Help can't come soon enough, Winke said. "This has been ongoing for 30 years," she said.

Got an opinion on noise walls? Drop an email to mpyke@dailyherald.com.

Your voice

"Route 53 procrastination doomed the northern suburbs," reader Bill Fanning said about the termination of a plan to extend Route 53 into Lake County. Although "I have lived in Lake County anxiously awaiting the extension for 30 years, it seems to me its usefulness has recently passed. More and more major employers are abandoning the suburbs and relocating to Chicago to be close to the talent pool. The young hires want a walkable community and public transportation to get them to their jobs. The suburbs don't provide that," Fanning said.

Gridlock alert

• Hopping onto the eastbound Jane Addams Tollway (I-90) from southbound Elmhurst Road? Not a good idea starting this week when the ramp will be closed into early August so workers can fix the pavement. Detours will be posted.
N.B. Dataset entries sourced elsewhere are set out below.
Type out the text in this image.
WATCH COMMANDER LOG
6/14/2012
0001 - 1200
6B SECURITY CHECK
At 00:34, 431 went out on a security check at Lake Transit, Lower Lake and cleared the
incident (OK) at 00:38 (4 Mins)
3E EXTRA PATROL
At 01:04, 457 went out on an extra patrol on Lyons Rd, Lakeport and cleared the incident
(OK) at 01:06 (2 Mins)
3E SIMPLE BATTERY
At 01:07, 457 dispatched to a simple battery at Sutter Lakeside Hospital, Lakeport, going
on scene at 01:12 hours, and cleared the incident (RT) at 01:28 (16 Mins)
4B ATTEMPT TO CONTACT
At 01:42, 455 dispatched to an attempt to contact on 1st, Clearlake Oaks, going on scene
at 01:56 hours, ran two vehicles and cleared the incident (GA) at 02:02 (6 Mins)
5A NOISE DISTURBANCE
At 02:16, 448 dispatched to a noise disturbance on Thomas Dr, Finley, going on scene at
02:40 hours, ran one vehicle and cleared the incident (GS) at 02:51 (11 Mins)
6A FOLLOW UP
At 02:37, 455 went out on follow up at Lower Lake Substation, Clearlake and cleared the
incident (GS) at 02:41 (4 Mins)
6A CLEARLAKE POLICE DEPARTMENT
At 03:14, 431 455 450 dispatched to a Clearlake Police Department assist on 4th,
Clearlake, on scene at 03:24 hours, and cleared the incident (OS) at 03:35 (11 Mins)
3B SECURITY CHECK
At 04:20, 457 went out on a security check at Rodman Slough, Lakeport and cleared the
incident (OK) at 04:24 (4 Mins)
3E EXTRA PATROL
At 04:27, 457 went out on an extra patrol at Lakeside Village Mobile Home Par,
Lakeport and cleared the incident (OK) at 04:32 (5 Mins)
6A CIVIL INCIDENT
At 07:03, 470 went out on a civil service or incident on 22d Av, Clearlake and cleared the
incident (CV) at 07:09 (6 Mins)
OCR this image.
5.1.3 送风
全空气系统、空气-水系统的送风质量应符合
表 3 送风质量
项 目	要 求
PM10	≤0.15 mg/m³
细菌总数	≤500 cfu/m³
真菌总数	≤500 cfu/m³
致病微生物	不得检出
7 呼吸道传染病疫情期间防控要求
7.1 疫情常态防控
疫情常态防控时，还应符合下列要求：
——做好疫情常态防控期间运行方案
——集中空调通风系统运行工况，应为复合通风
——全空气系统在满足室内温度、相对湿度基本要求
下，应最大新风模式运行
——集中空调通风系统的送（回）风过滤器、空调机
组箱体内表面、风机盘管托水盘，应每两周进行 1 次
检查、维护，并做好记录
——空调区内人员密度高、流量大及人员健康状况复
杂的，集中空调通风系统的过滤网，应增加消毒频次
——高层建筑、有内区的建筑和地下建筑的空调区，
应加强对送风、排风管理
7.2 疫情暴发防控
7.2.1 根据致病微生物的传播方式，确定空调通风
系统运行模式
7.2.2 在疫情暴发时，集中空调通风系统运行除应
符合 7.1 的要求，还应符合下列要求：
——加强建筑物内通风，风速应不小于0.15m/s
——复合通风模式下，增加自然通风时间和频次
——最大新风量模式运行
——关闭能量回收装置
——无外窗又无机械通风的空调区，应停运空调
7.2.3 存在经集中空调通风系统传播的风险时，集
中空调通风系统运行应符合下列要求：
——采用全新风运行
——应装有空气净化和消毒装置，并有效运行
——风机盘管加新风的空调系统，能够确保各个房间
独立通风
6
• IDOT has delayed until August closing a section of Route 22 at Flint Creek in Lake Barrington to repair a culvert. We'll post construction dates when announced, but keep the pending closure in mind next month if headed to Advocate Good Shepherd Hospital, on the west of the roadwork.

Rock, roll and ride

Heading to Lollapalooza Aug. 1-4? Metra is selling a two-day train pass for $15, good for unlimited travel Thursday, Aug. 1, and Friday, Aug. 2 -- and it's $5 off if you purchase before Aug. 1.

Music fans going to the big show on the weekend can buy $10 weekend passes. Passes are available at ticket windows in stations or with the Ventra app.

Some trains will be added to accommodate crowds and schedules will be announced soon.